Your affection for Ronald Reagan is admirable. There's so little gratitude in American politics these days. It's good to see anybody on any side suggest that a politician deserves some credit for what he or she tried to do.
And, yes, Ronald Reagan deserves some of the credit for the end of the Cold War and the collapse of the Soviet Union. But he is owed this credit not so much because of the military buildup (which started, in any event, under Jimmy Carter) as for his handling of the Euromissile crisis in the early 1980s, and his willingness to accept--long before many others, including me--that Mikhail Gorbachev was a genuine reformer.
Still, I am shocked, shocked that a good conservative would claim that the substantial changes in the American economy over the last 15 years result not from the hard work and innovation of millions of individuals and companies but from the doings of one man in the White House. You seem prepared to assert that everything good that has happened since 1980 happened because of Ronald Reagan. Like so many claims about some lost Golden Age, this requires a heroic argument. It's also an argument that's hard to support.
Rather than engage at the level of sweeping generality, let's get down to particulars.
1. You give great credit to Paul Volcker, the chairman of the Federal Reserve at the beginning of Reagan's term, for ending inflation. For the sake of argument, let's accept that's true. It was Jimmy Carter, not Ronald Reagan, who appointed Volcker and suffered most of the political cost of doing so. When Reagan ran against "stagflation" in 1980, he was running not only against inflation but also against the rising unemployment that Volcker's policies helped bring about. Many blue-collar Democrats defected to Reagan in 1980 because the Gipper's buoyant talk of growth without pain sounded a lot better to them than Carter's talk about "limits"--the very limits you praise Volcker for imposing on the economy to cure inflation. And by the way, Reagan was so grateful to Volcker that he failed to reappoint him to the Fed in 1987.
2. You knock David Stockman's claim that Reagan's policies would lead to "$200 billion deficits as far as the eye could see." Because the deficit is now almost closed, you say Stockman was wrong.
There's a small problem: You leave out everything that happened to undo the Reagan policies that caused the large deficits. Stockman, in fact, was right. The deficit is finally disappearing because Congress, over time, heeded his warnings. In 1982, Congress passed the Tax Equity and Fiscal Responsibility Act that repealed some of the excesses of the original Reagan tax bill. Then along came poor George Bush who broke his campaign pledge and, to the great fury of so many conservatives, signed a big tax increase in 1990. Then came the further tax increases of the 1993 Clinton budget, which so many supply-siders insisted would wreck the economy.
Far from doing that, those tax increases brought the deficit down and helped get interest rates down, too. The misery index (inflation plus unemployment) is much lower now than it was in the best years of the 1980s. Dinesh, as an honest person, will you at least admit that a) the tax increases helped close the deficit, and b) the supply-siders were dead wrong in all their dire predictions about what the Clinton tax increases would do?

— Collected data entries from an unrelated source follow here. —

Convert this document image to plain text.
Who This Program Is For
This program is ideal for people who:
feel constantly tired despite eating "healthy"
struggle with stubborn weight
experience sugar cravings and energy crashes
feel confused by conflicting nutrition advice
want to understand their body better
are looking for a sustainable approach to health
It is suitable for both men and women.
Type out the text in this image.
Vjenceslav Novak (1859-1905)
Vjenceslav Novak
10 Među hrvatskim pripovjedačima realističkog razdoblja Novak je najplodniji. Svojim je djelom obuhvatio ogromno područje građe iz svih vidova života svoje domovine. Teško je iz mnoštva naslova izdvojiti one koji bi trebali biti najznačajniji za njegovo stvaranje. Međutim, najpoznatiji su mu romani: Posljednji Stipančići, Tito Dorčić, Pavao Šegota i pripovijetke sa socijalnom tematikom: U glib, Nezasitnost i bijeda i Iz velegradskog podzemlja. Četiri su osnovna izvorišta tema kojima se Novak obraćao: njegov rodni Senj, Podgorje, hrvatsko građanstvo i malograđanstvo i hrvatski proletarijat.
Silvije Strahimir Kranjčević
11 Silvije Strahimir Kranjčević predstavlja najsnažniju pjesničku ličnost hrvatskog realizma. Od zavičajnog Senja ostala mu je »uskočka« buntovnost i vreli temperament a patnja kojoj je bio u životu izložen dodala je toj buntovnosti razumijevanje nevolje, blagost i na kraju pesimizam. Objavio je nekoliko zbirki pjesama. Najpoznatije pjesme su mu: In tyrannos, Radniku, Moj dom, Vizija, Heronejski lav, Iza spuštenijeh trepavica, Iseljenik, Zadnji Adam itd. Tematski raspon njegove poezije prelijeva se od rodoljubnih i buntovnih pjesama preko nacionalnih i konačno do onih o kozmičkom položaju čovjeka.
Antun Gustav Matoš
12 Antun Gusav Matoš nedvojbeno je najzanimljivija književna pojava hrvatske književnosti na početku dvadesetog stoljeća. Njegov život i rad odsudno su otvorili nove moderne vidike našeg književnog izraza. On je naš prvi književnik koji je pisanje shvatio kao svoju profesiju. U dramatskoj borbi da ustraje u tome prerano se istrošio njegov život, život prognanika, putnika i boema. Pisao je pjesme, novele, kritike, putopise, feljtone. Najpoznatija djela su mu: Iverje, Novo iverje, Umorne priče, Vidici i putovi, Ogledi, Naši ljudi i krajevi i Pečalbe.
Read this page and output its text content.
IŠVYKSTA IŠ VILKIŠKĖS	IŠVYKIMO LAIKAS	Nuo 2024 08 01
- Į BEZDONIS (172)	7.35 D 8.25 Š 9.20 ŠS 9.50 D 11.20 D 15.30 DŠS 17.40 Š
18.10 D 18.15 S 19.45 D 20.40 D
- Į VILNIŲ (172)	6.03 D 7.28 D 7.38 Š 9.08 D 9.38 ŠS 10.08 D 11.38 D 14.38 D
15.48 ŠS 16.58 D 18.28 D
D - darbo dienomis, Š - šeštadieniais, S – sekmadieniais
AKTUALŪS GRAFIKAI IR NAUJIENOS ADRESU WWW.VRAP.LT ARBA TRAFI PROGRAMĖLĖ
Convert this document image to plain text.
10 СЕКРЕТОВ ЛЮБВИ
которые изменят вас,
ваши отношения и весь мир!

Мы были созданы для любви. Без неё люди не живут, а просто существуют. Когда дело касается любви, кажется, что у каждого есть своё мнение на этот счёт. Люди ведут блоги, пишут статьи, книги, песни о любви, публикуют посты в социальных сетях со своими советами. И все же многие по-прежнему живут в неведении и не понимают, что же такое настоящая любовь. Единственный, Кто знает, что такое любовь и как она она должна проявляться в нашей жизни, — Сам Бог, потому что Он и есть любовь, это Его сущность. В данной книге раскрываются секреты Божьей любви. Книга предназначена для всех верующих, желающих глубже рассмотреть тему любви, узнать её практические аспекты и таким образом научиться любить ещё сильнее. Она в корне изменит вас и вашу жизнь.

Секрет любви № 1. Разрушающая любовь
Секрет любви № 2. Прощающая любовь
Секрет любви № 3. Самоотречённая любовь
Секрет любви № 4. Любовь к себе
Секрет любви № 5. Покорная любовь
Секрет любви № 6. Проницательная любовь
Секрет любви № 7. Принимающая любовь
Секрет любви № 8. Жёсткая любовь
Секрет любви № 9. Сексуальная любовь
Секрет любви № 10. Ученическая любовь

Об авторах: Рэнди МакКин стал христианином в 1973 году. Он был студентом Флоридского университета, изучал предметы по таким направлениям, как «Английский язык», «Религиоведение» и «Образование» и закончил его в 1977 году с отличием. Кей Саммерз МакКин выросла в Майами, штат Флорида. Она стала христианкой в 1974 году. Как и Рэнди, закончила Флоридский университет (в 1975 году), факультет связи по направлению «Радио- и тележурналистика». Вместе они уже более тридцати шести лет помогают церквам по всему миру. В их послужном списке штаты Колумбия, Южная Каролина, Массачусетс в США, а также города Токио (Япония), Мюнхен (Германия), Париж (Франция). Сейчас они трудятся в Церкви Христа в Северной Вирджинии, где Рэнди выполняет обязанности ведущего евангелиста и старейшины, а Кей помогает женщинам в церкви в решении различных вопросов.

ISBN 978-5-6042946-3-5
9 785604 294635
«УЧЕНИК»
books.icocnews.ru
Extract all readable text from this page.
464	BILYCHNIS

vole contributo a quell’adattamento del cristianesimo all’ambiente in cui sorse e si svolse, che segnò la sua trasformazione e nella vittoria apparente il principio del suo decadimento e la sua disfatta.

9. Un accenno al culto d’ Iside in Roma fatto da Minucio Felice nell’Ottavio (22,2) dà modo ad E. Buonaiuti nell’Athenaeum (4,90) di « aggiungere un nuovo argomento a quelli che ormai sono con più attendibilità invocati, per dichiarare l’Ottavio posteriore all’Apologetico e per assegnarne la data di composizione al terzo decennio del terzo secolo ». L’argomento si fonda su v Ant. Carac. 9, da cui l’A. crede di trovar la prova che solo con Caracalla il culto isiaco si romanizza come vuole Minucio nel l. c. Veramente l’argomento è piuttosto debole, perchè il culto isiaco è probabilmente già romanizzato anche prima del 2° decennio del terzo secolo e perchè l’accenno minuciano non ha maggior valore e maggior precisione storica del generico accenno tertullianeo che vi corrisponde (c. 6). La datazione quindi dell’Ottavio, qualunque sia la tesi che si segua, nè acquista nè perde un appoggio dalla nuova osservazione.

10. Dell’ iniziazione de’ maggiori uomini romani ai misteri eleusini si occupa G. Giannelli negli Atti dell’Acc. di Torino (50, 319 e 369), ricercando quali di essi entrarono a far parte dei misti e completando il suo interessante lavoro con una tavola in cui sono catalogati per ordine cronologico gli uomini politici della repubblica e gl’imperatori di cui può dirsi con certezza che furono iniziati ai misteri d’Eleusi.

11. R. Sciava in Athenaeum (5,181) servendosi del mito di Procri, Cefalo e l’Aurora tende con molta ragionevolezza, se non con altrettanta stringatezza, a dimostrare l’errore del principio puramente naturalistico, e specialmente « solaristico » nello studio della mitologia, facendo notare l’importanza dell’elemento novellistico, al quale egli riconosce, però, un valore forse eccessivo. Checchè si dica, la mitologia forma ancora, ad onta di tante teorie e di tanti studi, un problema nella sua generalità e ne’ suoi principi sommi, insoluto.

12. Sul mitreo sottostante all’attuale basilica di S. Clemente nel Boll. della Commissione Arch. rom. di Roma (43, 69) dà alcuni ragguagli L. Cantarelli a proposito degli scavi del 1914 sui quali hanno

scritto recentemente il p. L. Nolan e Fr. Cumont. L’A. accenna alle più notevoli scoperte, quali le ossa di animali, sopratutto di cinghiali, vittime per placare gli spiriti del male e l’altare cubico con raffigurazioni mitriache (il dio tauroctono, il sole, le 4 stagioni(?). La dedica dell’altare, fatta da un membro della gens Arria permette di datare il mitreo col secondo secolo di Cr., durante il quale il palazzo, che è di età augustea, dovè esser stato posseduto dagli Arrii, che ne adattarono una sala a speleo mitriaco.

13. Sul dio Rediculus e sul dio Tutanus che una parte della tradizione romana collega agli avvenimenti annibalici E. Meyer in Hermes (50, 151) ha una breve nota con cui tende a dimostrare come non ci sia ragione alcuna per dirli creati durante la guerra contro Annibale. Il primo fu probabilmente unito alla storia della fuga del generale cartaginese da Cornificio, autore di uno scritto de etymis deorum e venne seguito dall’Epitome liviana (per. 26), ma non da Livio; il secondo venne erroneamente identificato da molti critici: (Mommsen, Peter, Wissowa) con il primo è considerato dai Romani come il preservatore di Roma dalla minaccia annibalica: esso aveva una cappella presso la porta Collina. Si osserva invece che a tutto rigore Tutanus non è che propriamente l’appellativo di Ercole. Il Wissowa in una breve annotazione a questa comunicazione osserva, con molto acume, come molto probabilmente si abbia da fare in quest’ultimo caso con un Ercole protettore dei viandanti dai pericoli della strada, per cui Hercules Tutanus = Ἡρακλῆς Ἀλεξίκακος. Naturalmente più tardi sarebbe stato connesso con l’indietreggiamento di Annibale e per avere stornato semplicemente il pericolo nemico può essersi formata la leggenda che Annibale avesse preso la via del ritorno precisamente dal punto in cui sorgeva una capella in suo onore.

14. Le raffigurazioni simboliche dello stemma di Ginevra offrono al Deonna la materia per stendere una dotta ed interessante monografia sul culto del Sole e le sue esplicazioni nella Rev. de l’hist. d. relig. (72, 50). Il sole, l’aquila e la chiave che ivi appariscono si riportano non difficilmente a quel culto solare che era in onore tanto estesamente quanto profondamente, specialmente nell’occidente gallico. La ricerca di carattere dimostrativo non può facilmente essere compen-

3. An irresistible aside: When Bush raised taxes, supply-siders blamed the 1990-1991 recession, which they described in chilling terms, on the tax hike. Now, in seeking to give Reagan all the credit for the last 15 years (and to write Clinton out of the story entirely), these same supply-siders say that recession wasn't serious--barely a blip in the era of "Reagan prosperity." Which is it? Will you acknowledge that your argument requires your side to keep changing its story line in order to accommodate inconvenient facts?
4. You credit Reagan with the tax reform of 1986. He and his Treasury Department do deserve some credit for that. But Democrats (former Sen. Bill Bradley and Rep. Dick Gephardt) largely shaped the bill itself. More to the point: Many Reaganites spent years trying to undo its essential element--that taxes on capital gains should be no lower (and no higher) than taxes on every other kind of income. Unfortunately, the capital-gains cutters finally got their wish in the 1997 budget, repealing one of the true achievements of the Reagan era. By the way, support for the tax reform was fueled by popular outrage over revelations that the original 1981 Reagan tax cuts had disproportionately benefited wealthy individuals and corporations. (And please don't repeat the tired conservative claim that the share of the total tax take paid by the well-off went up in the 1980s. That's so only because so much of the growth in wealth and income went to the best-off. Their real tax burdens went down.) Republicans like to accuse their opponents of "class warfare." By endorsing tax reform, Reagan, at least, seemed to admit there was a problem.
There's more to say, but let's start here. I look forward to your response, though please don't toss in a lot of rhetoric about how "liberals" and "intellectuals" underestimated and hated Ronald Reagan. As you know, I neither underestimated him nor hate him. I rather appreciated his reminding Democrats that they give up the rhetoric of Rooseveltian optimism at their own peril. But as a great conservative president, John Adams, once said (and as Reagan repeated in his 1988 convention speech), facts are stubborn things.